De vier wachten groetten en namen de benen. Trevize en Branno waren alleen.

II

BURGEMEESTER

5

Branno had een uur lang gewacht en vermoeid gepiekerd. In technische zin had zij zich schuldig gemaakt aan binnendringing met geweld. En wat erger was: in strijd met de grondwet had zij de rechten van een Raadsheer geschonden. Krachtens de strikte wetten die Burgemeesters tot verantwoording dwongen — sinds de dagen van Indbur III en het Muildier — zou zij uit haar ambt gezet kunnen worden.

Maar op deze ene dag kon zij vierentwintig uur lang geen kwaad doen.

Maar dat zou voorbijgaan. Rusteloos huiverde ze.

De twee eerste eeuwen waren de Gouden Tijd van de Foundation geweest, de Heroïsche Tijd — althans achteraf gezien en niet voor de ongelukkigen die in die onzekere tijden hadden geleefd. Salvor Hardin en Hober Mallow waren de twee grootste helden geweest. Ze waren tot halfgoden gemaakt die al bijna de onvergetelijke Hari Seldon zelf concurrentie aandeden. Het drietal vormde een driepoot waarop alle legenden (en zelfs historische feiten) omtrent de Foundation rustten.

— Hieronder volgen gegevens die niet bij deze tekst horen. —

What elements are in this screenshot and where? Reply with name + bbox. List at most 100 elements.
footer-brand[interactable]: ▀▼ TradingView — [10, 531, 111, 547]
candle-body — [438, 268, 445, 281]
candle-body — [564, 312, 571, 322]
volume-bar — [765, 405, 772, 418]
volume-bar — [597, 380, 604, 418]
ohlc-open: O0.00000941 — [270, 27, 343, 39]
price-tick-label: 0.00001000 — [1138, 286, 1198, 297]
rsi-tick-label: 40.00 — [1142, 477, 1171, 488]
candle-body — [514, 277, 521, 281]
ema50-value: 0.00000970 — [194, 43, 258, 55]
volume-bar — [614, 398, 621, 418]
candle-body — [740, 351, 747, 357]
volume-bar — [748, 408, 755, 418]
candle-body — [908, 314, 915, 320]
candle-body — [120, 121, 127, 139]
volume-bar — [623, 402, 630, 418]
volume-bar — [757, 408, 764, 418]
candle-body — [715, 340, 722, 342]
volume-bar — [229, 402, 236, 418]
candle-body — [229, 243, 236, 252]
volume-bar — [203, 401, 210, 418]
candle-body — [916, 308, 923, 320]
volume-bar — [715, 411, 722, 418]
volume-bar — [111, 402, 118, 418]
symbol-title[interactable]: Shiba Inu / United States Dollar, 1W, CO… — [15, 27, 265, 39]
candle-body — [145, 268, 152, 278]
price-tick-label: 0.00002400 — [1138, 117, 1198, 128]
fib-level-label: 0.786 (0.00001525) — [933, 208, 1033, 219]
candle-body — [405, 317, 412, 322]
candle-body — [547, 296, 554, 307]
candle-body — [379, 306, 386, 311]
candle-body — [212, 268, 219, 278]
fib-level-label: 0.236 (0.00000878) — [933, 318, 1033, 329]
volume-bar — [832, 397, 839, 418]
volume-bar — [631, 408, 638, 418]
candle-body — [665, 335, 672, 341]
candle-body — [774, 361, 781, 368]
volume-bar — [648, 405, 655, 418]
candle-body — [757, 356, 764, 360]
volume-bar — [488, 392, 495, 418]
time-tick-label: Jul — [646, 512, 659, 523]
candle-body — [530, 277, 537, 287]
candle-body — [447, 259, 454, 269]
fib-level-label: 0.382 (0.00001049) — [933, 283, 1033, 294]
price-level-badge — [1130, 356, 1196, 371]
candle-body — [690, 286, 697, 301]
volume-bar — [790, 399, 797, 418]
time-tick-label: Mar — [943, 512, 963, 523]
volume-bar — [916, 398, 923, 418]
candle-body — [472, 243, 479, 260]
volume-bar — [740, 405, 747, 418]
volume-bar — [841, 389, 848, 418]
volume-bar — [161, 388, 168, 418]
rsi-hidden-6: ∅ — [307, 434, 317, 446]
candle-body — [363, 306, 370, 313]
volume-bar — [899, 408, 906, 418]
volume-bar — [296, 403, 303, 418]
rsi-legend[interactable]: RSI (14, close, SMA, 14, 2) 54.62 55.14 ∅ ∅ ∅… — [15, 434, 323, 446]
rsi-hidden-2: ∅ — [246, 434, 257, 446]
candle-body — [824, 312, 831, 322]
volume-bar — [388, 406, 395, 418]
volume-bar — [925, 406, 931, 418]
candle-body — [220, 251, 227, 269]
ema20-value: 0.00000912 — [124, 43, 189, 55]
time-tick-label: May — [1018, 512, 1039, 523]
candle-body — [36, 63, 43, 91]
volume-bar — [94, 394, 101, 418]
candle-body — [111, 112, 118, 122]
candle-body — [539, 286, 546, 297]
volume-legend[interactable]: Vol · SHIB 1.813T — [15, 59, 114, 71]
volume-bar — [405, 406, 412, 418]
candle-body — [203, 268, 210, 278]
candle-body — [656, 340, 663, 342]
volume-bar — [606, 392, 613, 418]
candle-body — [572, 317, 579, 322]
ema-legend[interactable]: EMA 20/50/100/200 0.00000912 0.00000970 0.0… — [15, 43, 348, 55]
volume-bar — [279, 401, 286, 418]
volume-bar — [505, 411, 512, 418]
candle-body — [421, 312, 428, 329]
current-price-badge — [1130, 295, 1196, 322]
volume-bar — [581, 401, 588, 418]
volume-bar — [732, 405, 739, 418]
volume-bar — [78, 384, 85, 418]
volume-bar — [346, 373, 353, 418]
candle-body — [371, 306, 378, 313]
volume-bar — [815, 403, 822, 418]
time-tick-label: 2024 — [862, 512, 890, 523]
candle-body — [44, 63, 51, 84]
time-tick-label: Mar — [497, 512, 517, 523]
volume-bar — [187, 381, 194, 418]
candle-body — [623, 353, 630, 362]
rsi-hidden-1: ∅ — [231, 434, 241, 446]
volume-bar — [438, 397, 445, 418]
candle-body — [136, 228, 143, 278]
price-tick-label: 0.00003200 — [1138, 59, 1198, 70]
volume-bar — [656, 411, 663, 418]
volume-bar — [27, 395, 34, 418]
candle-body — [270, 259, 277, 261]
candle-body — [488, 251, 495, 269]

In die tijd was de Foundation echter niet meer geweest dan een nie tige wereld met een moeizame greep op de Vier Koninkrijken en met slechts een flauw benul van de mate waarin het Seldon Plan zijn beschermende hand boven haar hoofd hield en haar zelfs beschermde tegen de restanten van het machtige Galactische Imperium.

En hoe machtiger de Foundation werd als politieke en commerciële factor, des te minder betekenis leken haar heersers en krijgers te hebben gekregen. Lathan Devers was nagenoeg vergeten. En àls men nog aan hem dacht was dat vanwege zijn tragische dood in de slavenmijnen en niet wegens zijn onnodige, maar succesvolle strijd tegen Bel Riose.

Trouwens Bel Riose, de waardigste van alle tegenstanders van de Foundation, was zelf eveneens bijna geheel vergeten, overschaduwd door het Muildier die als enige van de vijanden het Seldon Plan had doorbroken en de Foundation had verslagen en geregeerd. Hij alleen was de Grote Vijand — en waarachtig de laatste van de Groten.

Weinigen herinnerden zich dat het Muildier in wezen was verslagen door éen persoon — de vrouw Bayta Darell — en dat zij haar overwinning had behaald zonder hulp van wie dan ook, zelfs zonder de steun van het Seldon Plan. En ook was bijna door iedereen vergeten dat haar zoon en haar kleindochter, Toran en Arkady Darell, de Tweede Foundation hadden verslagen en daardoor de Foundation, de Eerste Foundation, oppermachtig hadden gemaakt.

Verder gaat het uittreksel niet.